Я слышу какие-то шорохи за спиной, слышу чье-то карабканье, беспорядочный бег, вой, хрип, торопливые шаги, топот сапог. Земля надо мной и подо мной качается, словно я плыву под водой. Я все еще слышу, как безумец кричит: «Стой! Стой!» Он гонится сейчас за кем-то другим… Но вот его крик стихает вдалеке. Десятки шагающих ног удаляются, голоса смолкают. Мое сердце стучит и стучит, словно хочет выпрыгнуть из груди, оно трепещет, плачет и молит: «Дай мне умереть, к чему эти мучения, эта борьба? Ты все равно не спасешься».
Потихоньку ритм моего сердца приходит в норму. Я слышу чистую затаенную тишину пустых дорог. Безмолвие вонзается в мозг, предутренний холод колет меня тысячами иголок, я скукоживаюсь, я устал, я хочу заснуть. Но в моем погасшем мозгу зажигается мысль, как огонек в чердачном окошке погруженного во тьму дома: немец.
Я выбираюсь из ямы и вижу: уже совсем рассвело. На шоссе ни души. Между мной и приближающимся немцем — пустое пространство, некому больше меня заслонить. Тени исчезли с окрестных полей, вся округа лежит нагая в свете восходящего утра. Я иду, опустив глаза в землю, словно человек, который карабкается по крутому склону и, боясь головокружения, избегает смотреть как в пропасть позади себя, так и на вершину впереди.

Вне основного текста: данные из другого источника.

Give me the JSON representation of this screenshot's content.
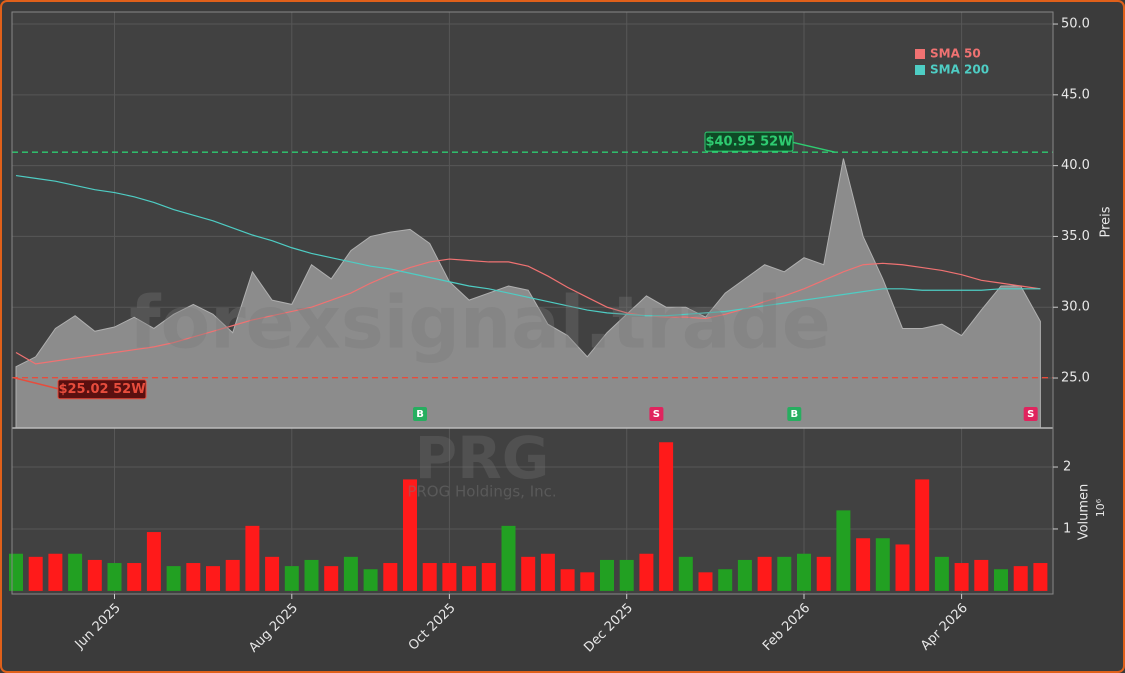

Не проходит и нескольких минут, как я наталкиваюсь на того беженца из Польши. Он стоит посреди дороги и держит в руках мой рюкзак. В серо-стальном свете дня я замечаю, что на вид ему лет двадцать пять. Он мал ростом, худ, грязен. Его лицо покрыто прыщами, а гнилью на фоне утренней свежести от него шибает еще сильнее.
— Я понял, что это твой вещевой мешок, — радостно восклицает он и протягивает мне рюкзак.
— Ты ждал меня? — Я смотрю на него и вижу, что он не чует опасности. — Брось этот рюкзак, тогда мы сможем идти быстрее.